Published on Thursday, October 24, 2019

By: Ruth Cummins

Myrtle Tate’s day job is working with University of Mississippi Medical Center front-line teams to redesign the processes they use to eliminate hospital-acquired infections and achieve better patient outcomes.

But when she’s not on duty in Performance Improvement, the registered nurse has plenty of other avocations. The married mom of two girls “and a son in Heaven” is both a grandmother and a great-grandmother.  A former Veterans Affairs Network employee, she traveled a lot in that job, but more recently has enjoyed family “girls trips” to places including Las Vegas.

And, she has plans to write two books.

“One will be a self-help book entitled A Nurse’s Pathway,” said Tate, who arrived at the Medical Center in 2016. “It will be about my personal journey and challenges along the way, and help I received along the way.”

The other will be based on Tate’s life-changing experiences with a non-denominational community of women who come from all walks of life. Tate and about a dozen women took part in a meeting of “covenant sisters” in Virginia. The group traveled together on a bus for hours, getting to know each other and sharing their personal stories.

The women’s personalities “unfolded” during their time together, Tate said. “We came back without the emotional baggage that we arrived with.

“God put this book on my heart.”

Portrait of Jeff Dunaway

“Myrtle’s education and experience in the Performance Improvement space is unparalleled, but that isn’t what makes her special,” said Jeff Dunaway, director of Performance Improvement. “It is her heart for helping people that truly sets her apart.”

That’s apparent in how she embraces her Medical Center duties. Tate, a process engineer, works tirelessly to instill the importance of patient safety and prevention of infection so that patients can go home with the best outcome possible.

“We use some standard sets of tools, and we assess the readiness for change in the organization. We serve as change agents,” Tate said. “We assist our clinical staff in identifying evidence-based practices to improve patient outcomes.”

One of her area’s initiatives is educating staff on the importance of hand hygiene. She identifies barriers that prevent staff from washing their hands – for example, lack of accessibility to foam dispensers or sinks, being distracted because of their work, or their hands becoming cracked and dry – and then offers solutions.

Extremely important, she said, is her area’s work in preventing surgical site infections. That includes a “bundle” of precautions taken during colorectal surgeries. “We’re educating the staff and measuring the extent of it being used,” she said. “You’d be surprised by the amount of work that goes into that.”

Another work area is educating the perioperative antibiotic team on giving the “right drug, at the right time, and at the right dose to prevent surgical site infections,” Tate said. “There’s a science to that.

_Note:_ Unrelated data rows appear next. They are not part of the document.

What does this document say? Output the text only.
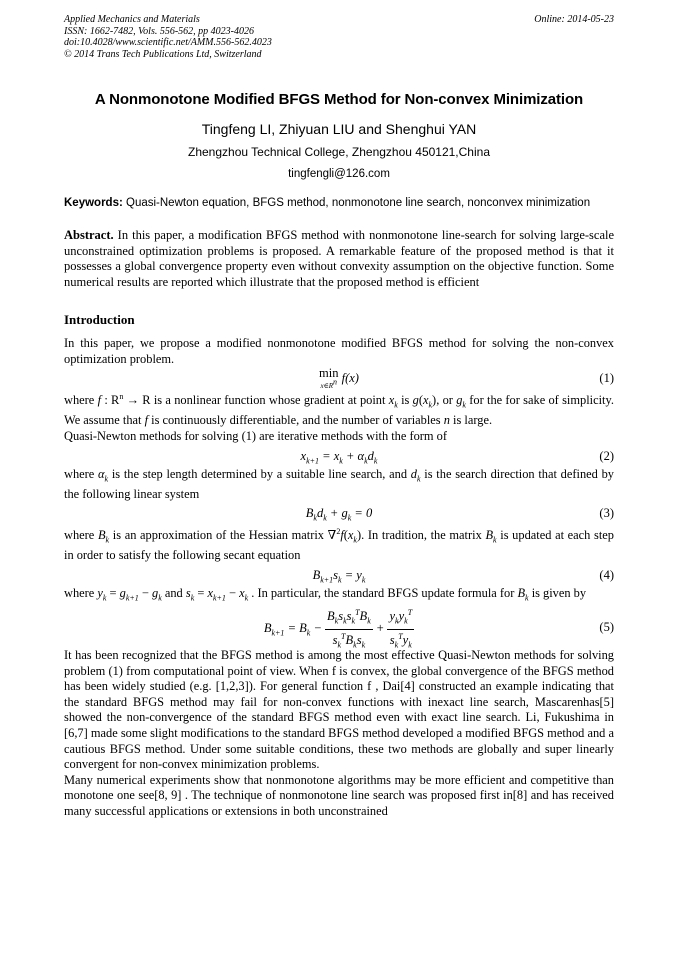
Applied Mechanics and Materials
ISSN: 1662-7482, Vols. 556-562, pp 4023-4026
doi:10.4028/www.scientific.net/AMM.556-562.4023
© 2014 Trans Tech Publications Ltd, Switzerland
Online: 2014-05-23
A Nonmonotone Modified BFGS Method for Non-convex Minimization
Tingfeng LI, Zhiyuan LIU and Shenghui YAN
Zhengzhou Technical College, Zhengzhou 450121,China
tingfengli@126.com
Keywords: Quasi-Newton equation, BFGS method, nonmonotone line search, nonconvex minimization
Abstract. In this paper, a modification BFGS method with nonmonotone line-search for solving large-scale unconstrained optimization problems is proposed. A remarkable feature of the proposed method is that it possesses a global convergence property even without convexity assumption on the objective function. Some numerical results are reported which illustrate that the proposed method is efficient
Introduction

In this paper, we propose a modified nonmonotone modified BFGS method for solving the non-convex optimization problem.

min
$x\in R^n$ f(x)	(1)

where f : $R^n \to R$ is a nonlinear function whose gradient at point $x_k$ is $g(x_k)$, or $g_k$ for the for sake of simplicity. We assume that f is continuously differentiable, and the number of variables n is large.

Quasi-Newton methods for solving (1) are iterative methods with the form of

$x_{k+1} = x_k + \alpha_kd_k$	(2)

where $\alpha_k$ is the step length determined by a suitable line search, and $d_k$ is the search direction that defined by the following linear system

$B_kd_k + g_k = 0$	(3)

where $B_k$ is an approximation of the Hessian matrix $\nabla^2f(x_k)$. In tradition, the matrix $B_k$ is updated at each step in order to satisfy the following secant equation

$B_{k+1}s_k = y_k$	(4)

where $y_k = g_{k+1} - g_k$ and $s_k = x_{k+1} - x_k$ . In particular, the standard BFGS update formula for $B_k$ is given by

$B_{k+1} = B_k - \frac{B_ks_ks_k^TB_k}{s_k^TB_ks_k} + \frac{y_ky_k^T}{s_k^Ty_k}$	(5)

It has been recognized that the BFGS method is among the most effective Quasi-Newton methods for solving problem (1) from computational point of view. When f is convex, the global convergence of the BFGS method has been widely studied (e.g. [1,2,3]). For general function f , Dai[4] constructed an example indicating that the standard BFGS method may fail for non-convex functions with inexact line search, Mascarenhas[5] showed the non-convergence of the standard BFGS method even with exact line search. Li, Fukushima in [6,7] made some slight modifications to the standard BFGS method developed a modified BFGS method and a cautious BFGS method. Under some suitable conditions, these two methods are globally and super linearly convergent for non-convex minimization problems.

Many numerical experiments show that nonmonotone algorithms may be more efficient and competitive than monotone one see[8, 9] . The technique of nonmonotone line search was proposed first in[8] and has received many successful applications or extensions in both unconstrained
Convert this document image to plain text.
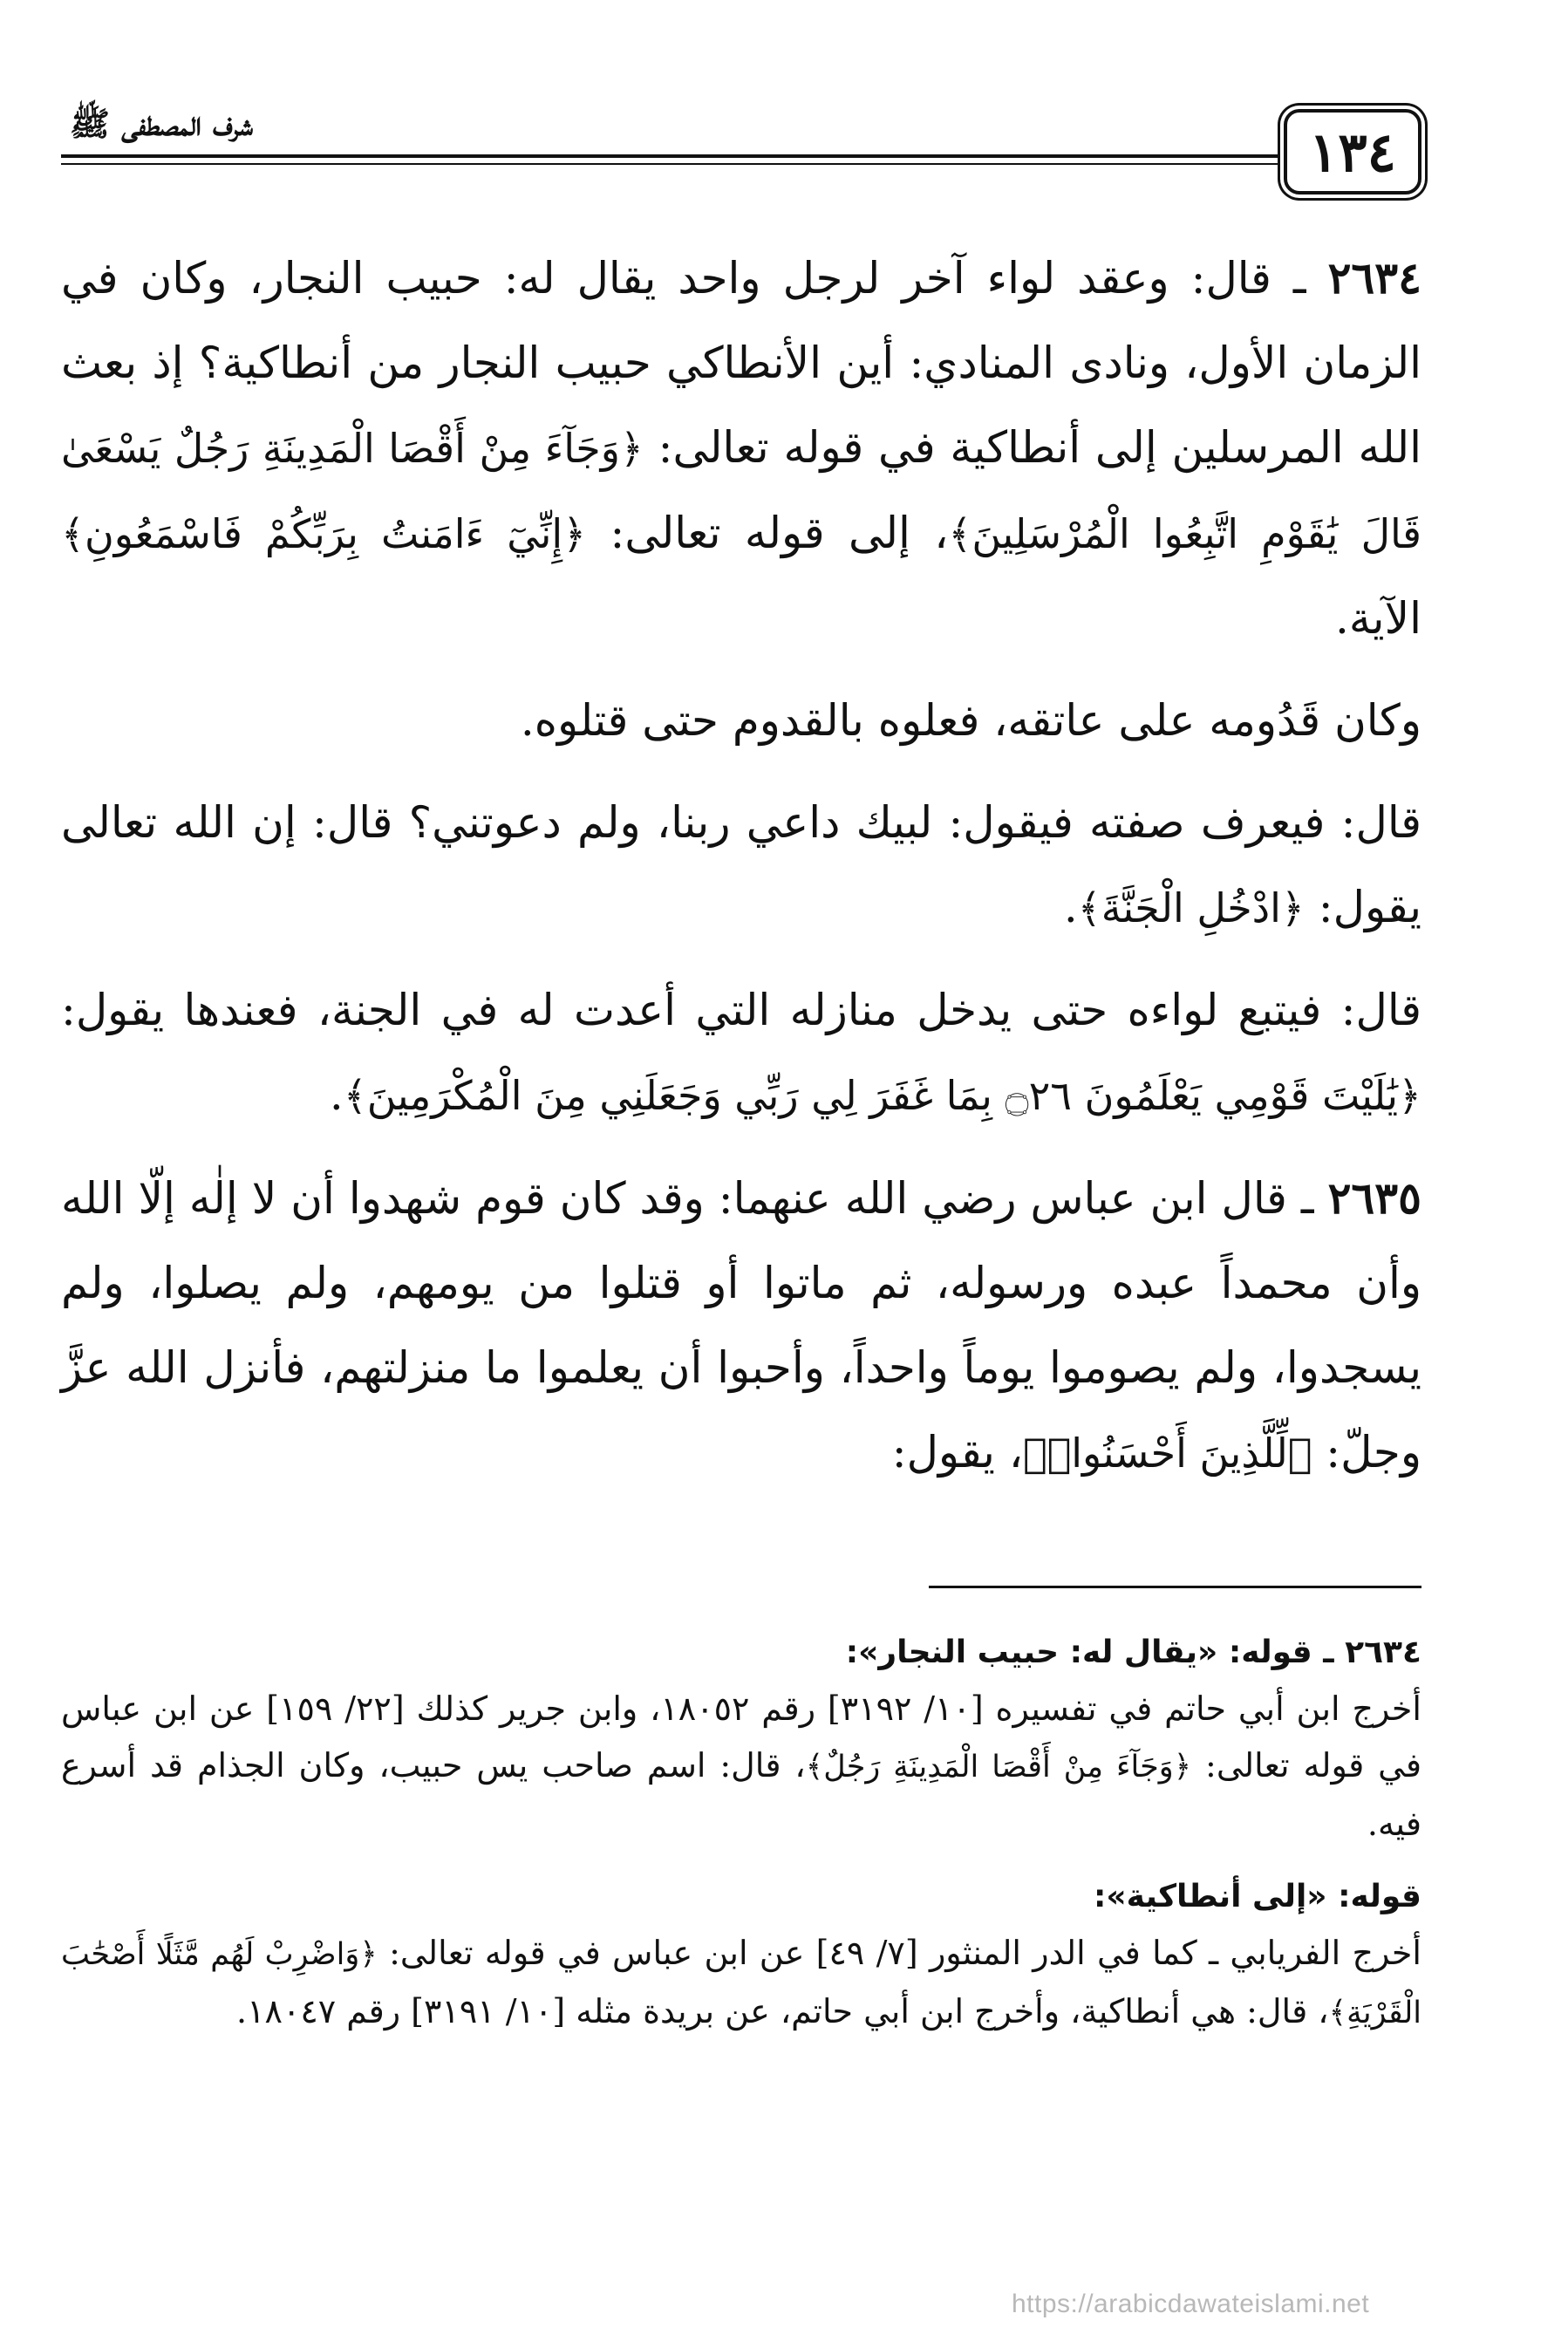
١٣٤
شرف المصطفى ﷺ

٢٦٣٤ ـ قال: وعقد لواء آخر لرجل واحد يقال له: حبيب النجار، وكان في الزمان الأول، ونادى المنادي: أين الأنطاكي حبيب النجار من أنطاكية؟ إذ بعث الله المرسلين إلى أنطاكية في قوله تعالى: ﴿وَجَآءَ مِنْ أَقْصَا الْمَدِينَةِ رَجُلٌ يَسْعَىٰ قَالَ يَٰقَوْمِ اتَّبِعُوا الْمُرْسَلِينَ﴾، إلى قوله تعالى: ﴿إِنِّيٓ ءَامَنتُ بِرَبِّكُمْ فَاسْمَعُونِ﴾ الآية.

وكان قَدُومه على عاتقه، فعلوه بالقدوم حتى قتلوه.

قال: فيعرف صفته فيقول: لبيك داعي ربنا، ولم دعوتني؟ قال: إن الله تعالى يقول: ﴿ادْخُلِ الْجَنَّةَ﴾.

قال: فيتبع لواءه حتى يدخل منازله التي أعدت له في الجنة، فعندها يقول: ﴿يَٰلَيْتَ قَوْمِي يَعْلَمُونَ ۝٢٦ بِمَا غَفَرَ لِي رَبِّي وَجَعَلَنِي مِنَ الْمُكْرَمِينَ﴾.

٢٦٣٥ ـ قال ابن عباس رضي الله عنهما: وقد كان قوم شهدوا أن لا إلٰه إلّا الله وأن محمداً عبده ورسوله، ثم ماتوا أو قتلوا من يومهم، ولم يصلوا، ولم يسجدوا، ولم يصوموا يوماً واحداً، وأحبوا أن يعلموا ما منزلتهم، فأنزل الله عزَّ وجلّ: ﴿لِّلَّذِينَ أَحْسَنُوا۟﴾، يقول:

٢٦٣٤ ـ قوله: «يقال له: حبيب النجار»:

أخرج ابن أبي حاتم في تفسيره [١٠/ ٣١٩٢] رقم ١٨٠٥٢، وابن جرير كذلك [٢٢/ ١٥٩] عن ابن عباس في قوله تعالى: ﴿وَجَآءَ مِنْ أَقْصَا الْمَدِينَةِ رَجُلٌ﴾، قال: اسم صاحب يس حبيب، وكان الجذام قد أسرع فيه.

قوله: «إلى أنطاكية»:

أخرج الفريابي ـ كما في الدر المنثور [٧/ ٤٩] عن ابن عباس في قوله تعالى: ﴿وَاضْرِبْ لَهُم مَّثَلًا أَصْحَٰبَ الْقَرْيَةِ﴾، قال: هي أنطاكية، وأخرج ابن أبي حاتم، عن بريدة مثله [١٠/ ٣١٩١] رقم ١٨٠٤٧.

https://arabicdawateislami.net
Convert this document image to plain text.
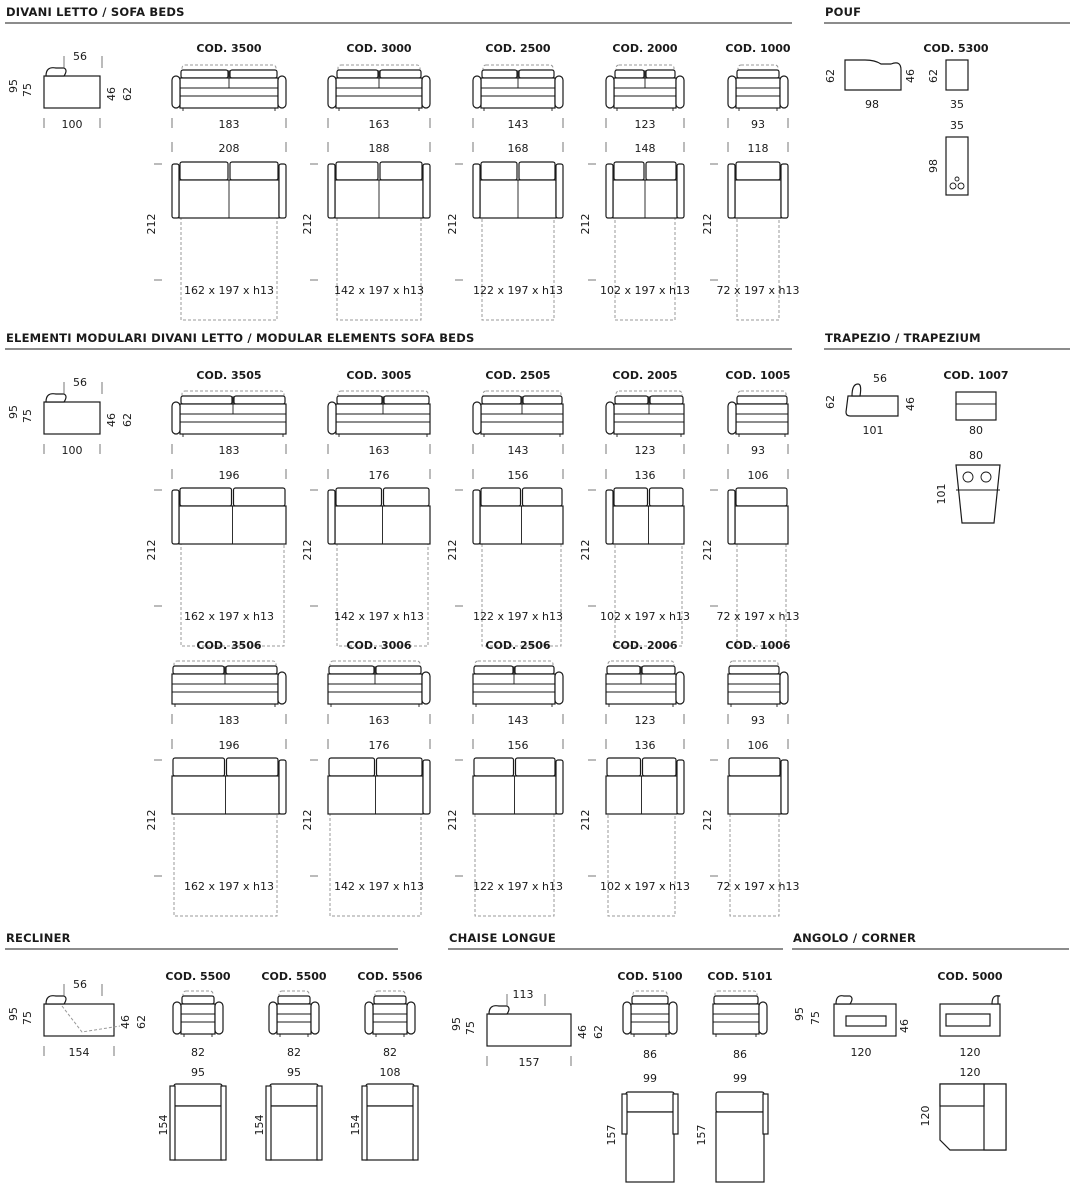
DIVANI LETTO / SOFA BEDS
56
95 75	46 62
100
COD. 3500
183
208
212
162 x 197 x h13
COD. 3000
163
188
212
142 x 197 x h13
COD. 2500
143
168
212
122 x 197 x h13
COD. 2000
123
148
212
102 x 197 x h13
COD. 1000
93
118
212
72 x 197 x h13
POUF
62	46
98
COD. 5300
62
35
35
98
ELEMENTI MODULARI DIVANI LETTO / MODULAR ELEMENTS SOFA BEDS
56
95 75	46 62
100
COD. 3505
183
196
212
162 x 197 x h13
COD. 3005
163
176
212
142 x 197 x h13
COD. 2505
143
156
212
122 x 197 x h13
COD. 2005
123
136
212
102 x 197 x h13
COD. 1005
93
106
212
72 x 197 x h13
COD. 3506
183
196
212
162 x 197 x h13
COD. 3006
163
176
212
142 x 197 x h13
COD. 2506
143
156
212
122 x 197 x h13
COD. 2006
123
136
212
102 x 197 x h13
COD. 1006
93
106
212
72 x 197 x h13
TRAPEZIO / TRAPEZIUM
56
62	46
101
COD. 1007
80
80
101
RECLINER
56
95 75	46 62
154
COD. 5500
82
95
154
COD. 5500
82
95
154
COD. 5506
82
108
154
CHAISE LONGUE
113
95 75	46 62
157
COD. 5100
86
99
157
COD. 5101
86
99
157
ANGOLO / CORNER
95 75
46
120
COD. 5000
120
120
120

“You and I, because of our different sizes, might need different doses. If my surgery is long, the anesthesiologist might need to re-dose.”

Structure and standardization are the building blocks for quality patient outcomes, and that’s what Tate engineers.

“More than anything, we emphasize teams working together to achieve a common goal,” she said. “We bring to the table how to methodically get to our end goals.”